Chronicles of the Lost Daughters by Debarati Mukhopadhyay – translated by Arunava Sinha.
I received a Paperback copy via #Bookchatter – the Blogchatter Book Review Program, in return for an honest review. The book is available on Amazon in Paperback and Kindle format
Language. Genre. Pages:
English. Historical Fiction. 326 pages.
What is it about?
An unfortunate incident sparks some hasty decisions, which require child widow Bhubonmoni to flee her village along with her brother, Krishnoshundor, and his family. The families’ naivete and desperation make them prime targets for an agent who promises them safety but instead sells them to a rich and wily trader, Nobokishore, as soon-to-be slaves to the British.
Chondronath a young musician moves to Calcutta with dreams in his eyes and a voice so mellifluous that it catches the attention of Nawab Wajid Ali Shah. While his voice enthralls others he is enthralled by Moti, the Nawabs daughter from his mistress and who is Nobokishore’s mistress, forced into prostitution due to lack of financial help.

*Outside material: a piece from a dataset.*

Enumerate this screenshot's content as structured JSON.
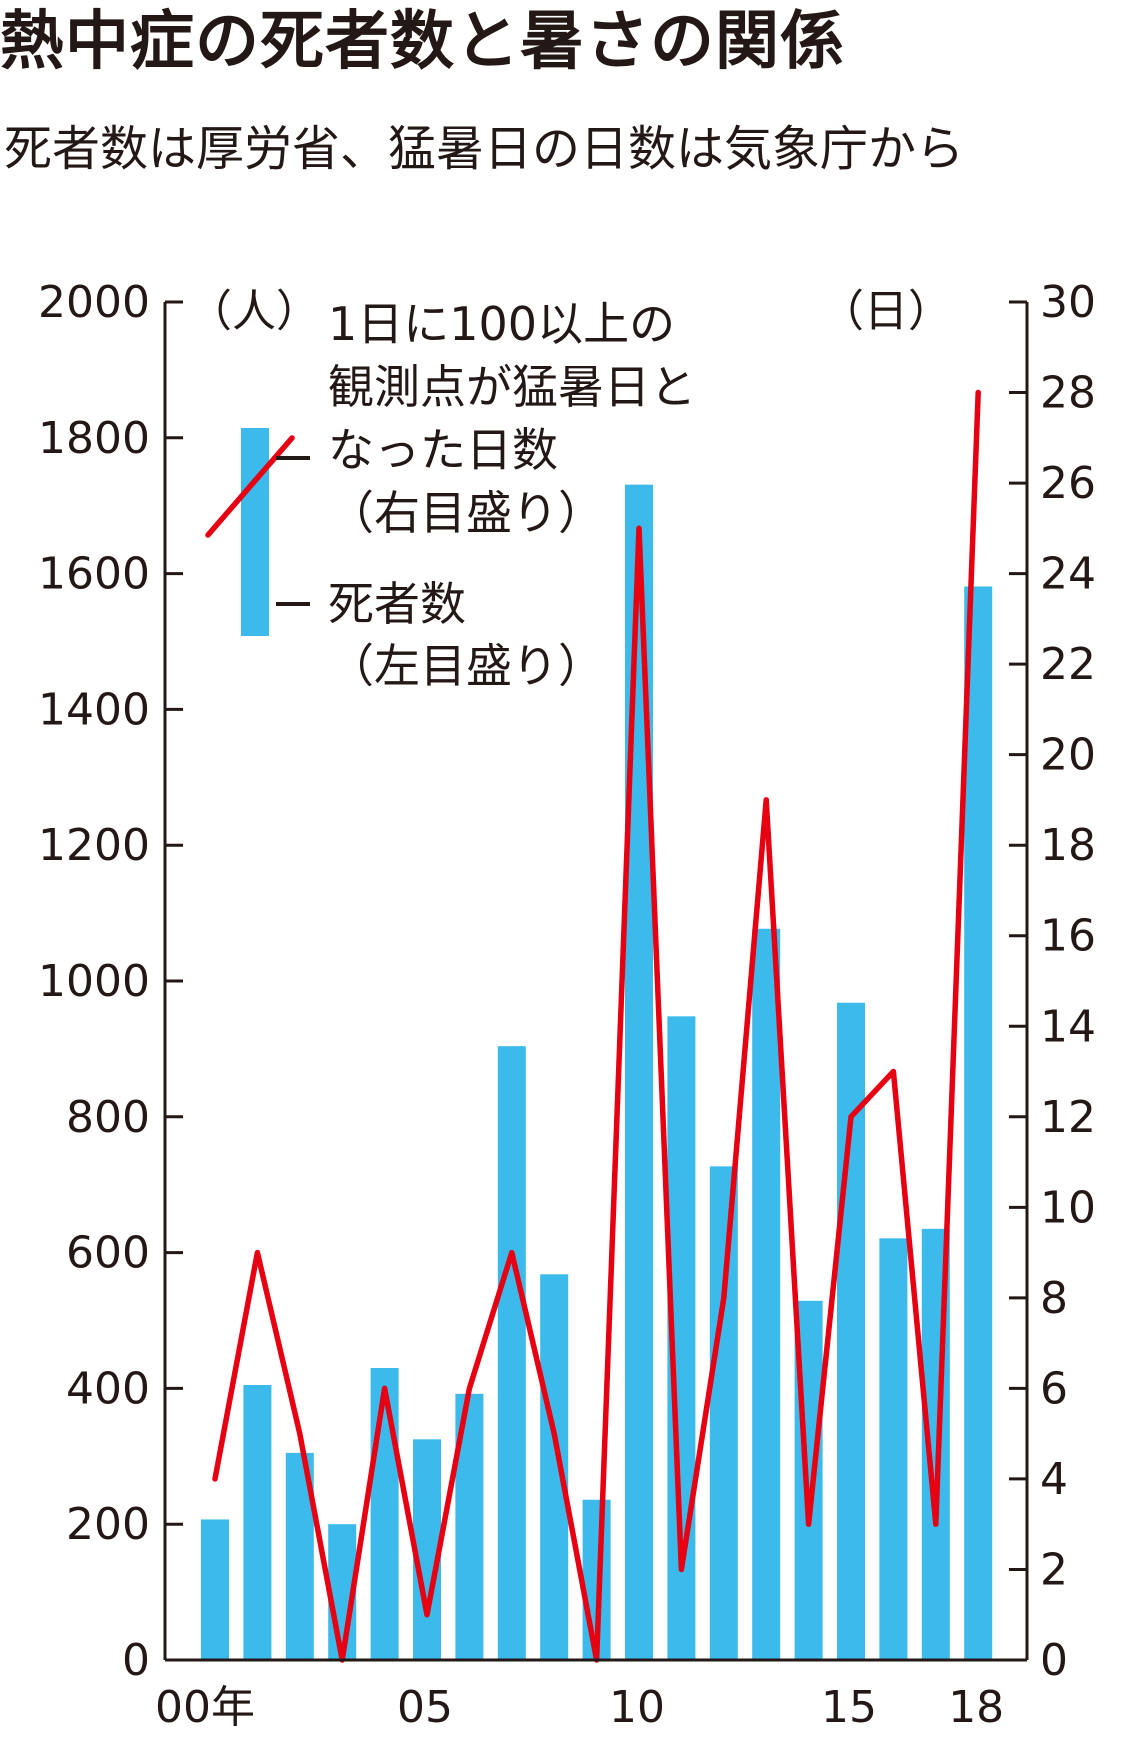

Chondronath makes up his mind to rescue this beauty.
Much married 52-year-old Nobokishore’s thirst for a son makes him follow his astrologer’s advice, of marrying a 10-year-old high caste girl, and he abducts both of Krishnoshundor’s young daughters for that purpose.
Different people in different places on journeys you go along as a fellow traveler.
What did I think of it?
Set in 19th century Bengal, Chronicles of the Lost Daughters is a story that holds many stories in its folds.
This historical fiction shines the light on the caste system, child marriage, child widows, and exploitation of women and the lower classes.
The Author uses her skillful storytelling and creates compelling characters you love, loathe, or want to see justice done to. All shades of life are depicted by the very many characters spread throughout the book. You see the protagonists struggle before they decide that the life they have been given will not be the life they will live.
There is a heavy price to pay for ignorance and education is the most important gift we can give to ourselves and others is the underlying lesson this book instills. This book also shows us that it is never too late to find the courage within, and build it till it is strong enough for you to use as a weapon against ignorance.
Wow or Not Now? I haven’t read the original book in Bengali, called ‘Narach’, which seems to have a cult following as does the author, Debarati Mukhopadhyay. However, kudos to Arunava Sinha for the smooth and riveting translation. The eye-catching cover, which looks like a painting, deserves a special mention.
What Else? The book is a heavy read, and by that, I don’t mean by the number of pages. It makes us realize that the freedom we have today, and take for granted, was made possible by the struggles of so many women who did not enjoy any of it.